By the way, the units for the --servo command are quarter-microsecond, so if you want to set the target to 1200 μs you need to write 4800 on the command line.

Brandon

Hi Brandon,

Thank you for reaching out to me! I have attached a picture of my setup:

And a dump of my conf (using the --getconf command):
dump.log (4.3 KB)

I think my measurements were incorrect, maybe due to residual power in the supply. I measured with just USB connected and my multimeter initially showed 5V as previously reported, that dropped pretty quickly to zero (without the VSRV=VIN jumper).

I indeed try to control the Maestro from USB (That was my reason to buy it; previous tests with a PCA9685 via i2c seemed impossible on the Jetsons’ GPIO without kernel overlays); is there a way to change the default serial mode via the cmd line, or do I need Maestro studio for that?

Gotcha on the servo units, thanks for the tip!

[edit] I assumed the dual mode actually, since I saw two serial ports in /dev. That might also be wrong on my side :slight_smile:

Best regards,
Eric

My post was too old, so I was unable to edit it anymore but:

I updated the configuration file and SerialMode from UART_DETECT_BAUD_RATE to USB_DUAL_PORT, performed a ./UscCmd --config and my servos started moving! I probably read over those parameters in the manuals somewhere and my assumption that it would work via USB right away threw me off :slight_smile:

Thanks for your help Brandon!

How would you recommend the servo’s to be set? Right now, I have 3, I did my best to center them as good as possible before building them into my armature. It’s a hand/sock puppet with two arms and a head that will ‘animate’. There is some strain on the servos (MG90S), and if I move the servos to their extreme, I can hear some very faint buzzing. How does the Maestro handle those, I know servos can send voltage peaks when they’re stuck on things; would you recommend a capacitor at the servo power lines?

1 Like

I’m glad you were able to get your servos responding!

I do not have any specific recommendations for your servo as it mostly depends on the specifics of your system, but if they are straining when you command them to their extremes, you might consider avoid that by limiting their range (by adjusting the “min” and “max” configuration values); the Maestro does not do anything special to detect or automatically respond to those situations.

Brandon

Hi Brandon,

Thanks for the additional info! I’ll test the servos with their min/max positions. I saw the API supports reading values aswell so I’ll see if I can add something to my script that checks if a position is reached within the expected time (if not; update target to current position).

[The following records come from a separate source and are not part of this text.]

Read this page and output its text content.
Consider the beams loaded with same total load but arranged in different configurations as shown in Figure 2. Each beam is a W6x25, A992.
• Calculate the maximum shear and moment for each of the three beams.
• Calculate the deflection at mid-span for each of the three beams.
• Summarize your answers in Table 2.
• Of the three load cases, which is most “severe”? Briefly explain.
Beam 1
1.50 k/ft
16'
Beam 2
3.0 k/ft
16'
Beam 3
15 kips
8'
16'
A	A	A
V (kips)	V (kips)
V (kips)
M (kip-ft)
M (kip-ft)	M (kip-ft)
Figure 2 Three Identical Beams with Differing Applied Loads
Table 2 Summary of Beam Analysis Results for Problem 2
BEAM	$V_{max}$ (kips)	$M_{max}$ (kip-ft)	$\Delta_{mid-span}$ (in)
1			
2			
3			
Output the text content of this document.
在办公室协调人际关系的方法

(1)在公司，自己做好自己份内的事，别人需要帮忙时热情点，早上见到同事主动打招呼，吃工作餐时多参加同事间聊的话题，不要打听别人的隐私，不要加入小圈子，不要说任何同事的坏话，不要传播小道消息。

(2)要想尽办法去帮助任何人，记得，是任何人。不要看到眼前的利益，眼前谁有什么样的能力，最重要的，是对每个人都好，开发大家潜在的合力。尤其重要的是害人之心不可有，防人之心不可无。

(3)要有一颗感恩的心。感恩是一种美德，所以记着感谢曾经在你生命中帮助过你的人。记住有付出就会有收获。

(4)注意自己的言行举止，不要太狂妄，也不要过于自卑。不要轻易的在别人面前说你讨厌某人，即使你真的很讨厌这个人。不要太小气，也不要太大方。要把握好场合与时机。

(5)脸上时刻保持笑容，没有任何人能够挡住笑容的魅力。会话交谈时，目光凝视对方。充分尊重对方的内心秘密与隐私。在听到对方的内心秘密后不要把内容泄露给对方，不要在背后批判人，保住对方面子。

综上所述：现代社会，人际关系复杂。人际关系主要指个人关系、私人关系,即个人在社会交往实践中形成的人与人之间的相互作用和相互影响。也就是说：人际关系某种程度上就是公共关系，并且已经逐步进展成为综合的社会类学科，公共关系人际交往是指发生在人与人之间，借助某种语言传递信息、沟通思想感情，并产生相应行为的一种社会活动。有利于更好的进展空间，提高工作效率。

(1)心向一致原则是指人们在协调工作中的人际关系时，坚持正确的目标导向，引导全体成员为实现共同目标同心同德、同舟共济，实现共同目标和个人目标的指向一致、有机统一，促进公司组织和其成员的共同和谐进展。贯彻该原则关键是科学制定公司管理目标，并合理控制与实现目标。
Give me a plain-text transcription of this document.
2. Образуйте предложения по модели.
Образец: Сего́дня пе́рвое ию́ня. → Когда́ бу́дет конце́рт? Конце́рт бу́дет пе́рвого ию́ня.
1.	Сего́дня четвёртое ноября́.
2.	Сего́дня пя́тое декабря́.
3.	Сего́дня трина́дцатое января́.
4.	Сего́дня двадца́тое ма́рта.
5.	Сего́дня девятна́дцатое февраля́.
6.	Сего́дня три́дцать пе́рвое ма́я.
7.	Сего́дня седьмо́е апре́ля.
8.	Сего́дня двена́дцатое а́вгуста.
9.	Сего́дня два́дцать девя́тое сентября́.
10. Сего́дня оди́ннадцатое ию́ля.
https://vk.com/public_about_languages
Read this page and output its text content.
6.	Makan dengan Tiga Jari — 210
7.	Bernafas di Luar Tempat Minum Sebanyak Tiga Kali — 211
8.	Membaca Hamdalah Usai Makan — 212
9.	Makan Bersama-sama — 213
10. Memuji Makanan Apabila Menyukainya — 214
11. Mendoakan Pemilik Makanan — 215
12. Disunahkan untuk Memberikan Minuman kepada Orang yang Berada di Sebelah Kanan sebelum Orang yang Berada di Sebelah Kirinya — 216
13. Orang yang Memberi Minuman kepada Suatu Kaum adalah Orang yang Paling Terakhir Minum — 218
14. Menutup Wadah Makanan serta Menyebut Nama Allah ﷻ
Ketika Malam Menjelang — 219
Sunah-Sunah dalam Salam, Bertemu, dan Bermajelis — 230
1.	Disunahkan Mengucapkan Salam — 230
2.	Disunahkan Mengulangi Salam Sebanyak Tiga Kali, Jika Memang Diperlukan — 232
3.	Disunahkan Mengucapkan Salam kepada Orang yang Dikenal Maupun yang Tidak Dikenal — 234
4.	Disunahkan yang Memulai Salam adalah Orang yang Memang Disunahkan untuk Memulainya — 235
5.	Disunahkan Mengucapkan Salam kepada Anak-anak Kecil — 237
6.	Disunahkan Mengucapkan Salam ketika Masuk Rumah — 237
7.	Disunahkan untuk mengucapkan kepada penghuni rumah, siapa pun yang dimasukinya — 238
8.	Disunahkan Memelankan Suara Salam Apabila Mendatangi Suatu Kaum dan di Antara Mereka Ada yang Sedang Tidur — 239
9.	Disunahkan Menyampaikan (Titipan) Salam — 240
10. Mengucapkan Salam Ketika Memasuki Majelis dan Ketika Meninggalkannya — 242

So far, I really like playing with the Maestro and besides my own RTFM issues, it worked out of the box with the Jetson (Unlike the PCA9685 :sweat_smile:)

Best regards,
Eric

Unfortunately, that method will not work with the Maestro and standard servos. Standard servos do not make their position feedback information known to the controller (they just use it internally). You can use the Get Position command to read the current pulse width that the specified Maestro channel is sending (which is not necessarily the actual position that the servo is physically in). Note that when using an acceleration and speed limit, the Maestro breaks the movement up into multiple smaller movements, so in those cases the current position and target position will differ until the movement is finished. In any case, to compare the actual position of the servo, you would need some way to read the position feedback data from the servo, such as using a specially modified servo that gives access to the feedback potentiometer signal.